Why the French are fascinated with America’s Wild West
What happens when a French Western features Jean-Pierre Léaud, the darling of the New Wave, acting like a complete stooge? You get Luc Moullet’s ‘A Girl is A Gun’ – a wild tale of two bandits stumbling through the Southwest desert to reach refuge in Mexico. All we know is that Léaud, playing the character of Billy the Kid, stole several purses of golden coins and has the authorities hot on his chase. He stumbles into Kate, a wily trickster femme played by Rachel Kesterber, and fearfully decides to kidnap her. Their chase together is perilous, exhausting, sinister, and deeply foolish.
Billy runs into a tree. Billy falls into a hole. Billy is a goon. In an epically dramatic moment, Billy cries out that he wants to be left alone to die in the desert. Kate begins to tease him, slowly undressing herself and scurrying away. Billy’s sudden virility gives him a spurt of life, as he prances and dances and chases after his prize. Their ultimate embrace is visually represented through images of crawling cockroaches, and the surreality of intimacy in the scorched desert comes full circle. This, friends, is Goon-Wave.
(Spoiler Alert) As Billy and Kate finally reach the promised land of Mexico and find water, Kate reveals her underlying motives throughout their journey. She had been the wife of someone Billy had killed in a hold-up and plotted her revenge against him. She gave herself to him, hid his knife, sabotaged his plans, and intentionally redirected them away from water, all in pursuit of wooing him into falling in love. Then, she would kill herself, and thus take away the object of his love, as he had previously done to her.
But she stops short. After the reveal, Kate releases him to his anguish and then narrative completely disintegrates. In a delirious stumble, he bumps into an indigenous girl, and in the next scene they are married. Then Billy pursued extensively by another indigenous man until he finally escapes and somehow finds himself reunited in Kate’s arms.

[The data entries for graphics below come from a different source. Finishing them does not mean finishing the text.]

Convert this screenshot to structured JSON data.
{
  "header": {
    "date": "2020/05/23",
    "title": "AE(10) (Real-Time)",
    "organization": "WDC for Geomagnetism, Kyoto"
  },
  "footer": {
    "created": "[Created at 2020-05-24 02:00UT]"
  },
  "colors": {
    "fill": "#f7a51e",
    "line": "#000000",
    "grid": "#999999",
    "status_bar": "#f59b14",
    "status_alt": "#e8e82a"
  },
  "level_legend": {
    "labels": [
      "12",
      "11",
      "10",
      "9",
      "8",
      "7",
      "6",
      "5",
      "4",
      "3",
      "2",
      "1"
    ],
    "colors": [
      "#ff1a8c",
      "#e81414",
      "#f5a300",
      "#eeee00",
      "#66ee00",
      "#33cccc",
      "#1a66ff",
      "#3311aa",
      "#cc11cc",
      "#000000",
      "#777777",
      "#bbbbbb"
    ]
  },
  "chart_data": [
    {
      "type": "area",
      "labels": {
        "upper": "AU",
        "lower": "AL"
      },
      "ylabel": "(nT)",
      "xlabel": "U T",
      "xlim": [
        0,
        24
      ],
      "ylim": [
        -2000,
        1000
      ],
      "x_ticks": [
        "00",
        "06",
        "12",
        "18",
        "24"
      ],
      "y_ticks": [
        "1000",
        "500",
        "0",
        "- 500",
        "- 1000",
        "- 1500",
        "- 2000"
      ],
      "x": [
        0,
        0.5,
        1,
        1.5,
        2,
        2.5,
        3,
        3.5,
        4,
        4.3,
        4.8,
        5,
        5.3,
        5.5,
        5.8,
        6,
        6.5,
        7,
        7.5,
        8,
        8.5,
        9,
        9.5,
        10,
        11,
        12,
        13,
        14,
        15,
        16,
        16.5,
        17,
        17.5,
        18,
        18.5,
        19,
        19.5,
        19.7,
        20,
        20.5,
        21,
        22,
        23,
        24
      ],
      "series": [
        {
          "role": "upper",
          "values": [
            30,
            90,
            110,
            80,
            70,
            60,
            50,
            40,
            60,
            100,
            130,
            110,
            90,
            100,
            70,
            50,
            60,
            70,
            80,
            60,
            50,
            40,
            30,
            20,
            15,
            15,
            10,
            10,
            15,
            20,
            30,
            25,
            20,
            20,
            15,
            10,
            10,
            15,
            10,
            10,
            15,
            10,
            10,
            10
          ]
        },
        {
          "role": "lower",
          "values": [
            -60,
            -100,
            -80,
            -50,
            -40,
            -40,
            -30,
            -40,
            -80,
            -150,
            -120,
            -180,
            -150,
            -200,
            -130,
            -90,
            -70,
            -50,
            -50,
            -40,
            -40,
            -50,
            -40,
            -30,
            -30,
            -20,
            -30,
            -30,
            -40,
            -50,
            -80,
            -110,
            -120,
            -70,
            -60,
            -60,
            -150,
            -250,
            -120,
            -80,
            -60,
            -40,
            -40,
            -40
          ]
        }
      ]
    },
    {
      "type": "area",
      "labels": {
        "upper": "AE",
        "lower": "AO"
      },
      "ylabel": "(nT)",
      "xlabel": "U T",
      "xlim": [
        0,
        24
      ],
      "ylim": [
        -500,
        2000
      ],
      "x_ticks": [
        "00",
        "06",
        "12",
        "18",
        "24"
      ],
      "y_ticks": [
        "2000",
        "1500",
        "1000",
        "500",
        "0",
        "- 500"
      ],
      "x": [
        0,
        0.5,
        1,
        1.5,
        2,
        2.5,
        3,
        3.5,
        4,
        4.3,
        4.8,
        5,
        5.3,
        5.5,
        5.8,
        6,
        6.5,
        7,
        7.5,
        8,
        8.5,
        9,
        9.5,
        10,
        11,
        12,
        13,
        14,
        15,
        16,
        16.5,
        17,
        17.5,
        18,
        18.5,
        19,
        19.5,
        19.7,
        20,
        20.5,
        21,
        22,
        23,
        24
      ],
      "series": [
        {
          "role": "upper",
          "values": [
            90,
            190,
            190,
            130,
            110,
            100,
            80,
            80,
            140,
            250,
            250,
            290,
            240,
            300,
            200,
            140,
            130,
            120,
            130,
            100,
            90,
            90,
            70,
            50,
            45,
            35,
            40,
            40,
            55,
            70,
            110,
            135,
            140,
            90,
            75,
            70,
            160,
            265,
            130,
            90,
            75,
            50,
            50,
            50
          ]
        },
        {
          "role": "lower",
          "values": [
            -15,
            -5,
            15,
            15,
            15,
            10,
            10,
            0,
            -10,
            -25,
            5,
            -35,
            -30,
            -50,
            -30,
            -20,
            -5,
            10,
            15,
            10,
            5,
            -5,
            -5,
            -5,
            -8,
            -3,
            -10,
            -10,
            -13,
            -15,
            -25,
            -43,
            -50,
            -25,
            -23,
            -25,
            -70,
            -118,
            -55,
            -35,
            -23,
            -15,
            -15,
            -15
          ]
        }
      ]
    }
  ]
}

Moullet’s French New Wave Western came out a year after Jodorowski’s legendary El Topo and the recent successes of Italian Neorealist Westerns. The film skates between satire of both the Western and New Wave genres, leaving characters dramatically undeveloped and unintentionalized. The French New Wave’s desperate and roaming aesthetic finds its perfect match in the desolate and lonely landscapes of the American West. The archetype of an incorrigible devious male protagonist finds its satirical simulation in Léaud’s memorable performance. Billy has lost the charm of Godard or Truffaut’s wandering anti-heroes. Here, Léaud is pitiful, desperate, embarrassing, and doomed.
The final disintegration of the film announces the death of the genre. If the French Wave’s aesthetic was holding together by a thread, it has now been shot into a thousand pieces. The story collapses into itself, showings strands and threads and a thousand directions, as aimless as life itself.